What Should You Service First On Your New (To You) RV?

Buying a used RV is a great way to start enjoying road adventures on a budget. While choosing the right RV and conducting an inspection will help you avoid many repairs, most used RVs will require at least a small amount of service. Fortunately, many of these jobs are relatively straightforward, and taking care of them before your first trip can help keep your RV in excellent shape for many years.

Of course, you probably don't know where to begin, especially if this is your first RV purchase. While every vehicle will be different, these three items should be your top priority when getting a used RV ready to hit the open road.

1. Routine Engine Maintenance

With class A/C motorhomes or camper vans, your first step should be routine engine maintenance. Maintaining the engine on a motorhome doesn't require any special skills as long as you cover the basics. These items include oil changes, transmission fluid changes, coolant flushes, belt replacements, and filters. Your owner's manual should contain service internals for each.

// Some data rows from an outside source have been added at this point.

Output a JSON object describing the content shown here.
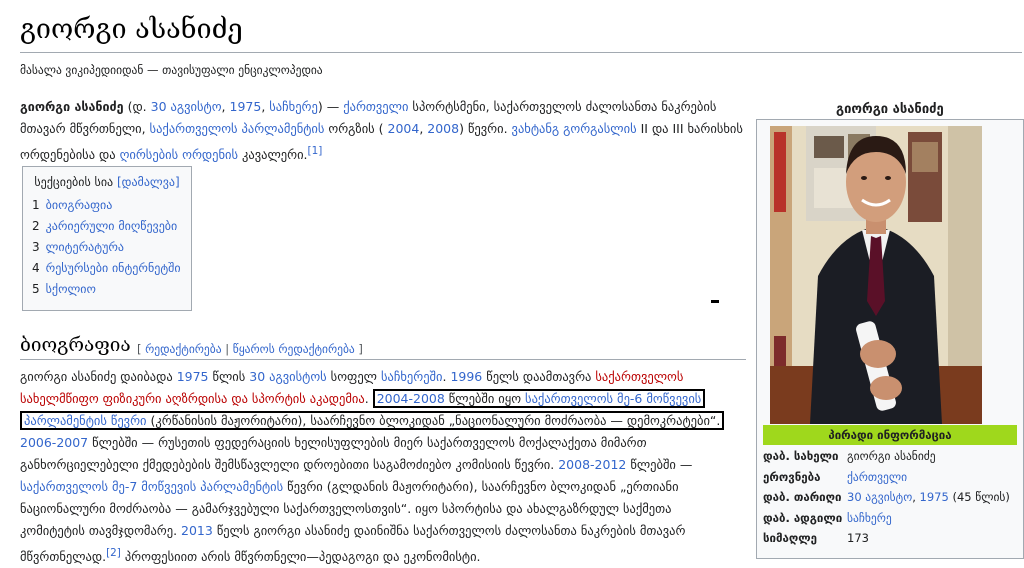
{
  "title": "გიორგი ასანიძე",
  "tagline": "მასალა ვიკიპედიიდან — თავისუფალი ენციკლოპედია",
  "intro": {
    "l1_a": "გიორგი ასანიძე",
    "l1_b": " (დ. ",
    "l1_c": "30 აგვისტო",
    "l1_d": ", ",
    "l1_e": "1975",
    "l1_f": ", ",
    "l1_g": "საჩხერე",
    "l1_h": ") — ",
    "l1_i": "ქართველი",
    "l1_j": " სპორტსმენი, საქართველოს ძალოსანთა ნაკრების",
    "l2_a": "მთავარ მწვრთნელი, ",
    "l2_b": "საქართველოს პარლამენტის",
    "l2_c": " ორგზის ( ",
    "l2_d": "2004",
    "l2_e": ", ",
    "l2_f": "2008",
    "l2_g": ") წევრი. ",
    "l2_h": "ვახტანგ გორგასლის",
    "l2_i": " II და III ხარისხის",
    "l3_a": "ორდენებისა და ",
    "l3_b": "ღირსების ორდენის",
    "l3_c": " კავალერი.",
    "l3_ref": "[1]"
  },
  "toc": {
    "title": "სექციების სია",
    "hide": "[დამალვა]",
    "items": [
      {
        "num": "1",
        "label": "ბიოგრაფია"
      },
      {
        "num": "2",
        "label": "კარიერული მიღწევები"
      },
      {
        "num": "3",
        "label": "ლიტერატურა"
      },
      {
        "num": "4",
        "label": "რესურსები ინტერნეტში"
      },
      {
        "num": "5",
        "label": "სქოლიო"
      }
    ]
  },
  "section": {
    "title": "ბიოგრაფია",
    "edit_open": "[ ",
    "edit": "რედაქტირება",
    "sep": " | ",
    "edit_source": "წყაროს რედაქტირება",
    "edit_close": " ]"
  },
  "bio": {
    "b1_a": "გიორგი ასანიძე დაიბადა ",
    "b1_b": "1975",
    "b1_c": " წლის ",
    "b1_d": "30 აგვისტოს",
    "b1_e": " სოფელ ",
    "b1_f": "საჩხერეში",
    "b1_g": ". ",
    "b1_h": "1996",
    "b1_i": " წელს დაამთავრა ",
    "b1_j": "საქართველოს",
    "b2_a": "სახელმწიფო ფიზიკური აღზრდისა და სპორტის აკადემია",
    "b2_b": ". ",
    "b2_c": "2004-2008",
    "b2_d": " წლებში იყო ",
    "b2_e": "საქართველოს მე-6 მოწვევის",
    "b3_a": "პარლამენტის წევრი",
    "b3_b": " (კრწანისის მაჟორიტარი), საარჩევნო ბლოკიდან „ნაციონალური მოძრაობა — დემოკრატები“.",
    "b4_a": "2006-2007",
    "b4_b": " წლებში — რუსეთის ფედერაციის ხელისუფლების მიერ საქართველოს მოქალაქეთა მიმართ",
    "b5_a": "განხორციელებელი ქმედებების შემსწავლელი დროებითი საგამოძიებო კომისიის წევრი. ",
    "b5_b": "2008-2012",
    "b5_c": " წლებში —",
    "b6_a": "საქართველოს მე-7 მოწვევის პარლამენტის",
    "b6_b": " წევრი (გლდანის მაჟორიტარი), საარჩევნო ბლოკიდან „ერთიანი",
    "b7_a": "ნაციონალური მოძრაობა — გამარჯვებული საქართველოსთვის“. იყო სპორტისა და ახალგაზრდულ საქმეთა",
    "b8_a": "კომიტეტის თავმჯდომარე. ",
    "b8_b": "2013",
    "b8_c": " წელს გიორგი ასანიძე დაინიშნა საქართველოს ძალოსანთა ნაკრების მთავარ",
    "b9_a": "მწვრთნელად.",
    "b9_ref": "[2]",
    "b9_b": " პროფესიით არის მწვრთნელი—პედაგოგი და ეკონომისტი."
  },
  "infobox": {
    "title": "გიორგი ასანიძე",
    "header": "პირადი ინფორმაცია",
    "rows": [
      {
        "key": "დაბ. სახელი",
        "value": "გიორგი ასანიძე"
      },
      {
        "key": "ეროვნება",
        "value": "ქართველი"
      },
      {
        "key": "დაბ. თარიღი",
        "value_a": "30 აგვისტო",
        "value_b": ", ",
        "value_c": "1975",
        "value_d": " (45 წლის)"
      },
      {
        "key": "დაბ. ადგილი",
        "value": "საჩხერე"
      },
      {
        "key": "სიმაღლე",
        "value": "173"
      }
    ]
  },
  "colors": {
    "link": "#3366cc",
    "redlink": "#ba0000",
    "infobox_header": "#9fd81c"
  }
}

It's a good idea to keep a log of when you change these items so you can stick to a schedule for future maintenance. You may not need to change these items immediately if your purchase came with detailed maintenance records, but it's a good idea to take care of these tasks if you aren't sure when the previous owner performed them.

2. Brakes

Checking and servicing the brakes is critical on motorhomes, camper vans, and travel trailers. If you didn't inspect the brakes before your purchase, you should do so before taking your RV on the road for more than a few miles. Depending on your experience and access to tools, you can perform this job yourself or bring your RV to an experienced service center to handle the work.

Remember that even class B motorhomes tend to weigh more than all but the heaviest SUVs and trucks, so weak brakes can significantly impact your vehicle's safety. Never take a chance on a braking system that you haven't carefully inspected.

3. Tires

Your RV's tires are arguably even more critical than its brakes. You'll need to check the treadwear, but you should also pay close attention to the physical condition of the tires. Severe cracks, bubbling, or other signs of damage mean that you'll need to replace them before using the RV. You should also replace the tires if you know they're more than six years old.

Buying a used RV doesn't need to be an expensive experience, but keeping your new (to you) vehicle affordable and reliable means staying on top of routine maintenance and servicing. By taking care of these critical steps before your first trip, you'll have an excellent starting point for many years of highway adventures.